| > "Monitoring stock levels is hardly all you need to manage an economy." I didn't say it was, what I did say is that you lose no 'sales' information from removing money from the process of transferring goods from the manufacturer to the consumer. In other words, removing money doesn't make managing an economy harder. > "You need to consider innovation, the creation of the very same information agents in an economy use to decide the actions they take. This is the entrepreneurial function. If production is ruled by coercion of a central planner, you eliminate that, and then what incentive is there for anyone to produce?" Innovation can happen faster without the overhead of competition. What you want to encourage instead is collaboration. Innovation does not have to be a top down affair if you remove money from the economy. Whilst it's not a perfect example, consider the development methodology of open source. Whilst there are problems with the open source approach, I'd argue that shortage of innovation is not one of those problems. |
You said "One item taken = one sale, so you have the same level of information to manage the economy with." so I think you did.

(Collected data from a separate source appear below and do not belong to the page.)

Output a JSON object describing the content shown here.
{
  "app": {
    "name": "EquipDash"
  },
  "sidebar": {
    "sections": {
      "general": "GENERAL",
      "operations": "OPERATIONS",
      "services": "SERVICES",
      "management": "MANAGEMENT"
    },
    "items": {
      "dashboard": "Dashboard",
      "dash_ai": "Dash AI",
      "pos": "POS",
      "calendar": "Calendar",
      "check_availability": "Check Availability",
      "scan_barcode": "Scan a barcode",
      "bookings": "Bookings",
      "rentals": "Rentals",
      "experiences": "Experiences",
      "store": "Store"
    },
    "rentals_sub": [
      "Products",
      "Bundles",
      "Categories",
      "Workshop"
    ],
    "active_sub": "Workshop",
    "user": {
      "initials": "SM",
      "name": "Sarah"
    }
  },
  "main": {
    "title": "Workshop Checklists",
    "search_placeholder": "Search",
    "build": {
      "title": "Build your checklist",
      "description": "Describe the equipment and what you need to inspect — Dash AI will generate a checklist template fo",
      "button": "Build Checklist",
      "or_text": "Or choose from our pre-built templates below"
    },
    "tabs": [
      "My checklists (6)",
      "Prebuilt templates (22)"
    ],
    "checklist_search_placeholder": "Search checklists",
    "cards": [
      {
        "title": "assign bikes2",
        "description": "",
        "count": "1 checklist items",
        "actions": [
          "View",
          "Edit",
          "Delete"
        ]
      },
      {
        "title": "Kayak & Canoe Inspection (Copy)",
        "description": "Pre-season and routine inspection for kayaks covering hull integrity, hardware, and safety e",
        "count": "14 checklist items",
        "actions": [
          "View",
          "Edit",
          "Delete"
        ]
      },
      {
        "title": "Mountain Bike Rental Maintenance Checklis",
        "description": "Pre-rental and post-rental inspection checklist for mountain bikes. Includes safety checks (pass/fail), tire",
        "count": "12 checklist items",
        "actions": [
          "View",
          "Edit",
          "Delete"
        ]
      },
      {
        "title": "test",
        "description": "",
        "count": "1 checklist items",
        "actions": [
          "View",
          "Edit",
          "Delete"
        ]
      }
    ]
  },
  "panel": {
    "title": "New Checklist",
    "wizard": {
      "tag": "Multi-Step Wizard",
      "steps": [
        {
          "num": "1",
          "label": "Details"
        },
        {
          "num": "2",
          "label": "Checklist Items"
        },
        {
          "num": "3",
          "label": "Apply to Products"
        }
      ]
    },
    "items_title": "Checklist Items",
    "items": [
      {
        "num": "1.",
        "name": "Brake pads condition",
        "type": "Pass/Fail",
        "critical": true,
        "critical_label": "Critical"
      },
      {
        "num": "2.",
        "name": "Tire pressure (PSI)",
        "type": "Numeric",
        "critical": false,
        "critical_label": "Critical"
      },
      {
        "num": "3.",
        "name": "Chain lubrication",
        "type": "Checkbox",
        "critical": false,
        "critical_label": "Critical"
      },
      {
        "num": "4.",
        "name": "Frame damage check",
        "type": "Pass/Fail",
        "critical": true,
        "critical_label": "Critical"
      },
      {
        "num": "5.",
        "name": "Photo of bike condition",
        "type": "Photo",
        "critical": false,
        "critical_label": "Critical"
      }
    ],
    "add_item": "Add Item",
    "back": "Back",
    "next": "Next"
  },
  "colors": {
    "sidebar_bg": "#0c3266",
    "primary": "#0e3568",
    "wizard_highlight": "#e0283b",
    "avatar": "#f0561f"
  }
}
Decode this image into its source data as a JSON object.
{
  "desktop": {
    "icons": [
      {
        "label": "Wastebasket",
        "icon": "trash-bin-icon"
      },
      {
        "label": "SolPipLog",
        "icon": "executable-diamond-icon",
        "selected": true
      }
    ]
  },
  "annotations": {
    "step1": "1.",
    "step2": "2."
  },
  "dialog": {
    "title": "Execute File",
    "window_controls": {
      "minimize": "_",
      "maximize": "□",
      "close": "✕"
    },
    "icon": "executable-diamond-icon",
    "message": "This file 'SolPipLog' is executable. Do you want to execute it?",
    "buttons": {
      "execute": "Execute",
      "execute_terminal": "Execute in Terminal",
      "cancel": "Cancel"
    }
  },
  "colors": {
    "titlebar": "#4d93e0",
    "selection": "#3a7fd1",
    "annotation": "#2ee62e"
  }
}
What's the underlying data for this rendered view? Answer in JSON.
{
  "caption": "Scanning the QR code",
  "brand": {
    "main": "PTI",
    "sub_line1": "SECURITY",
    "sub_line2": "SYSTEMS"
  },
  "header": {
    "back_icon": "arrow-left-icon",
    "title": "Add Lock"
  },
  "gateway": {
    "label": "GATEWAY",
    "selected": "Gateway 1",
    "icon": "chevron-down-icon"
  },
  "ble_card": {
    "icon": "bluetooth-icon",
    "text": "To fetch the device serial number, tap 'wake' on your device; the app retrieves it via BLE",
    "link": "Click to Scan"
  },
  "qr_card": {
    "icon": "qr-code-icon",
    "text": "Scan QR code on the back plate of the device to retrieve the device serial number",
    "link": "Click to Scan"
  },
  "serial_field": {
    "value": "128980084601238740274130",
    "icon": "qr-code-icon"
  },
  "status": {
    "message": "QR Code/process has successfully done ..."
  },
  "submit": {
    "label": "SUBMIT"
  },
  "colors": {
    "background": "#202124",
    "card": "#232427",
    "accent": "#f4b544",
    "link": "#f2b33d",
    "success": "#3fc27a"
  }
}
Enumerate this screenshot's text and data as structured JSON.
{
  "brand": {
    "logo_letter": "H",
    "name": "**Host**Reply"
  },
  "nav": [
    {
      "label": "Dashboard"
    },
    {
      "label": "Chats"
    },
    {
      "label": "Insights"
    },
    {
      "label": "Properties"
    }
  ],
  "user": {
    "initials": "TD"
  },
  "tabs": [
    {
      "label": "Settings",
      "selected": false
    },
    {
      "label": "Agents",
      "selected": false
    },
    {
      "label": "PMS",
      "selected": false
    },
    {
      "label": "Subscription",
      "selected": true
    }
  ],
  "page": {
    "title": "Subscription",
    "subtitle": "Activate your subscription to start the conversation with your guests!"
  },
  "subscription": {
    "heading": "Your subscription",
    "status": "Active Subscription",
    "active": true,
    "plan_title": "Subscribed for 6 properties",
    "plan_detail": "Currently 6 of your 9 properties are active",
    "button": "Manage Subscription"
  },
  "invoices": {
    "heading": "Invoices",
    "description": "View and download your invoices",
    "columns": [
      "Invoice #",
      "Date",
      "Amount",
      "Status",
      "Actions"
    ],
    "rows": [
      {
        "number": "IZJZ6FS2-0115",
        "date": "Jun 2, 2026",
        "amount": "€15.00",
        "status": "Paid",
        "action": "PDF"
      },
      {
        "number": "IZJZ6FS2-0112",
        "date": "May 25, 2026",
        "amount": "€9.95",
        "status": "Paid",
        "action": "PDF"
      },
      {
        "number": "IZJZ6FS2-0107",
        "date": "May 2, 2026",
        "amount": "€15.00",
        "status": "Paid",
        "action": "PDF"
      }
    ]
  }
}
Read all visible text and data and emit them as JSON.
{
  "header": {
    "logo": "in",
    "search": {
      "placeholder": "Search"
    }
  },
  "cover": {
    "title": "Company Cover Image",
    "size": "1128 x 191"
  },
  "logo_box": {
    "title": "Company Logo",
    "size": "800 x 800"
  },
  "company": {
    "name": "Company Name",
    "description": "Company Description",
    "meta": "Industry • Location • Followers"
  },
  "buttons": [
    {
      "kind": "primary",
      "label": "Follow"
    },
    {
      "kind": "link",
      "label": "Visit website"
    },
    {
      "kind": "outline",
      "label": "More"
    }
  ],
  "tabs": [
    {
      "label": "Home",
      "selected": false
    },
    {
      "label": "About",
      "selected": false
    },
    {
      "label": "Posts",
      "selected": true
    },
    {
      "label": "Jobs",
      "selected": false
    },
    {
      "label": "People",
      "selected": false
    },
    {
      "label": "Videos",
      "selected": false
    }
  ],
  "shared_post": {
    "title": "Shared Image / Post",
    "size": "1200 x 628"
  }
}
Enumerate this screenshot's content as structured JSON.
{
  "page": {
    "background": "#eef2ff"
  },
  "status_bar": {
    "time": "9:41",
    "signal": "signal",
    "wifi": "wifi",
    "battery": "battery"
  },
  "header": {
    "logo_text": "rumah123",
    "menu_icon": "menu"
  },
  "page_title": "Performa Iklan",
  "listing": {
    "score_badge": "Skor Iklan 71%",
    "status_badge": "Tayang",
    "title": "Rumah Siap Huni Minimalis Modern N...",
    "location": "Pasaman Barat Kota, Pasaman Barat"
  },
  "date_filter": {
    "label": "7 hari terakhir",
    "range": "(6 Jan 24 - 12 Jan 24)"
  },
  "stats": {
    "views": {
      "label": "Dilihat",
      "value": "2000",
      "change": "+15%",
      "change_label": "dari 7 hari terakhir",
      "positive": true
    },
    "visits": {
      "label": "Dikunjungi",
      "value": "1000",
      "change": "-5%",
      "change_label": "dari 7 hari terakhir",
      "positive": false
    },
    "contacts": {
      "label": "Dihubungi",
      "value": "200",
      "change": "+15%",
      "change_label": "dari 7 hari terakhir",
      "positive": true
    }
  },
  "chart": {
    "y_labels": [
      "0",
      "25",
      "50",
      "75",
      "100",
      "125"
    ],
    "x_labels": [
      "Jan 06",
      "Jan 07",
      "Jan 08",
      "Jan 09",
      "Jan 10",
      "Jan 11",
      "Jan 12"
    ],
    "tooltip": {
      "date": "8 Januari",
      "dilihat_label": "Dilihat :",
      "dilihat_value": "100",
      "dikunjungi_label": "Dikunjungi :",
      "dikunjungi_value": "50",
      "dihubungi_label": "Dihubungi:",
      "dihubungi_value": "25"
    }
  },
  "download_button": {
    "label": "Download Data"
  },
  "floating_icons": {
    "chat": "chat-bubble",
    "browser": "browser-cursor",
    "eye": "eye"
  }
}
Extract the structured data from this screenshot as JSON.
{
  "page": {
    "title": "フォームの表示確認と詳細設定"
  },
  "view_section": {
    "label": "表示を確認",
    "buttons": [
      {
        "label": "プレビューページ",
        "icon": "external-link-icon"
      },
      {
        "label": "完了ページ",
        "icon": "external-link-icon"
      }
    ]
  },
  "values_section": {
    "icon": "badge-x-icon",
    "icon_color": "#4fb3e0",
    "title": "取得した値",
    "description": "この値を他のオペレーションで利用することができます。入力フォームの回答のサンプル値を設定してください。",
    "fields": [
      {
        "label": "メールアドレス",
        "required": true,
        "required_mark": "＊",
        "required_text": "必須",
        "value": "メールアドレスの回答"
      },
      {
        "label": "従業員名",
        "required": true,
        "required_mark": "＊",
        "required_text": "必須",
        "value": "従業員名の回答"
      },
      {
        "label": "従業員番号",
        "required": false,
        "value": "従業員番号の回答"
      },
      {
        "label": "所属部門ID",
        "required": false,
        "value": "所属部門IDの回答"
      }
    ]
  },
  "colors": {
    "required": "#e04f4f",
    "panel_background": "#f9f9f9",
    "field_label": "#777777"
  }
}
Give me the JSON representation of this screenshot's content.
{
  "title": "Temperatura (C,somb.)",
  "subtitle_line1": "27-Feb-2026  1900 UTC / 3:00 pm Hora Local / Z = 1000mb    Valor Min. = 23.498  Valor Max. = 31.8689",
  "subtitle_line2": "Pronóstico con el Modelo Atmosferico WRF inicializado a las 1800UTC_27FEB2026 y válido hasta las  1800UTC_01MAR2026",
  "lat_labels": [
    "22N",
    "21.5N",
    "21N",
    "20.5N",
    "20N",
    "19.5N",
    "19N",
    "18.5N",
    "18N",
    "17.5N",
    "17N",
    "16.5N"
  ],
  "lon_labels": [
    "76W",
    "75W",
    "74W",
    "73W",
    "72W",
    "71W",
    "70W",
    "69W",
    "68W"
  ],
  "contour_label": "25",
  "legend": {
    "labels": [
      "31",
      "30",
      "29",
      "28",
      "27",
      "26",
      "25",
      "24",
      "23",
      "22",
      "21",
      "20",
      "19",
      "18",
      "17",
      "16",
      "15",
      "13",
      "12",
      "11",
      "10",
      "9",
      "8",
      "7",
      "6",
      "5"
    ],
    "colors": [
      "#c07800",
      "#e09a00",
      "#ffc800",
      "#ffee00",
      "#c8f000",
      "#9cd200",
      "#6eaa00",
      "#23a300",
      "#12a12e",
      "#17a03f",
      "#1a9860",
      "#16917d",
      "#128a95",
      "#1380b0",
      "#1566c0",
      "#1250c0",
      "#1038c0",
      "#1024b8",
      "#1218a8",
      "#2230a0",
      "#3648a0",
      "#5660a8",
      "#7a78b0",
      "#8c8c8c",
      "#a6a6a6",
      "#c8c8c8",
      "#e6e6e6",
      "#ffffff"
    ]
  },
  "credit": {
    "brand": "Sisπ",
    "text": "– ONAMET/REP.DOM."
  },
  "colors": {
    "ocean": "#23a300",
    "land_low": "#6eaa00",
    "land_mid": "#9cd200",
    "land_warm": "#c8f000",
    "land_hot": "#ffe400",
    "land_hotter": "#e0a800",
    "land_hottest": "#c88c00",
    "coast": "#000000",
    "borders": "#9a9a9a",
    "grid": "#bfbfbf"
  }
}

> what I did say is that you lose no 'sales' information from removing money from the process of transferring goods from the manufacturer to the consumer
Money is a tool, and a useful one. It provides portability, divisibility and allows indirect exchange. How do you propose that manufacturer to be payed? Do you see a return to a barter economy? Or do does the manufacturer only gets whatever goods the central planner allocates to him?
> Innovation can happen faster without the overhead of competition.
Can you give an example of that? I'd be more inclined to say that competition is one of the major drivers of innovation. You have to provide more at a lower cost, or you lose your customers.
> Whilst it's not a perfect example, consider the development methodology of open source.
There is a lot of competition (and money!) in open source.